Foreign Service

Description

223 pages
Contains Photos
$14.95
ISBN 1-895712-20-3
DDC 327.2'0971

Publisher

Year

1993

Contributor

Reviewed by D.M.L. Farr

D.M.L. Farr is professor emeritus of history at Carleton University in
Ottawa and the co-author of Life and Letters of Sir Wilfrid Laurier.

Review

In the past year, Canadian diplomats and their wives have been rushing
into print to describe their lives and work. There was Christine
Hantel-Fraser with No Fixed Address, David Reece with A Rich Broth, and
Arthur Andrew with The Rise and Fall of a Middle Power. Reece and Andrew
wrote from the perspective of retirement; Foreign Service concerns a
diplomat in mid-career.

John Kneale’s account contains points of comparison with its
counterparts. Like the Hantel-Fraser, it carefully describes the
practical work of a Canadian foreign-service officer abroad; like the
Reece, it is rich in the events of a diplomat’s life; like the Andrew,
it is a critique of the way the foreign service operates.

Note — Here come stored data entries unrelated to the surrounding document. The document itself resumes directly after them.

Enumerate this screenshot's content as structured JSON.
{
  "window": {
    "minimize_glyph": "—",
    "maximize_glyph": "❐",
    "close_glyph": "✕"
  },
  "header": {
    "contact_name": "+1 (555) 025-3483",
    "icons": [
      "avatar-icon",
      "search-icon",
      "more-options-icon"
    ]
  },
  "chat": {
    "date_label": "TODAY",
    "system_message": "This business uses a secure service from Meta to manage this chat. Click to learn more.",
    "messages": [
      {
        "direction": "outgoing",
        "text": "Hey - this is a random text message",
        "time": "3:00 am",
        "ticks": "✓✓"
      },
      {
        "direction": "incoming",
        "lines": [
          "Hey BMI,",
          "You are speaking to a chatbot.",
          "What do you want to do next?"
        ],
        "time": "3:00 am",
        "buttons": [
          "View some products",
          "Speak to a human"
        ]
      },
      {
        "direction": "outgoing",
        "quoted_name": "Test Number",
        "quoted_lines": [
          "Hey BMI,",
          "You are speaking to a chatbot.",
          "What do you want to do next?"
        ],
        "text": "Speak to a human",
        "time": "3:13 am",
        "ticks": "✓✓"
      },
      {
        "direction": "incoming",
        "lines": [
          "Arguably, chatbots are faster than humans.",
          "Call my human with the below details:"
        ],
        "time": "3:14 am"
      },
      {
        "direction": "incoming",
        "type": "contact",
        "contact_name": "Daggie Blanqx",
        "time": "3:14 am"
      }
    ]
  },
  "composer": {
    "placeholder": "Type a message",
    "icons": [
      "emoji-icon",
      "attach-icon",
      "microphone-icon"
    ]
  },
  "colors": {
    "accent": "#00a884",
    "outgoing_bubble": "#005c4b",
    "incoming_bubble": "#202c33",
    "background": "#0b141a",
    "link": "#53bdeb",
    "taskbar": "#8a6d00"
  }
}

Where it goes
beyond the other accounts is in its portraits of the places in which
Kneale served: Algeria, Mexico, Iran (during the American hostage
crisis), Ecuador, and, finally, New York. These portraits are drawn with
insight and imagination. Particularly effective is the description of
the mood of “mean sullenness” that permeated newly independent
Algeria in the mid-1970s.

Kneale, who was a trade commissioner, makes a strong case for more
specialized knowledge in the Canadian foreign service. His criticism of
the workings of External Affairs and International Trade Canada is drawn
from his own experience. The author writes clearly, sometimes even
poetically, and is fair and detached in his observations. He favors the
establishment of an independent institute to train foreign-service
officers and others going into “internationalist” positions in
business, journalism, and the universities. Happily Kneale is now
teaching in such a school, the Canadian Foreign Service Institute.
Judging by his book, he should be an effective teacher.

The publisher should pay more attention to the quality of its products.
The book is printed on paper that resembles newsprint (the cover curls
up when the volume is opened), and the few illustrations, when not the
size of postage stamps, are smudgy. There is no index and only a
scattering of footnotes to lead the reader to further information.
Foreign Service is too good a book to be given such shoddy clothes.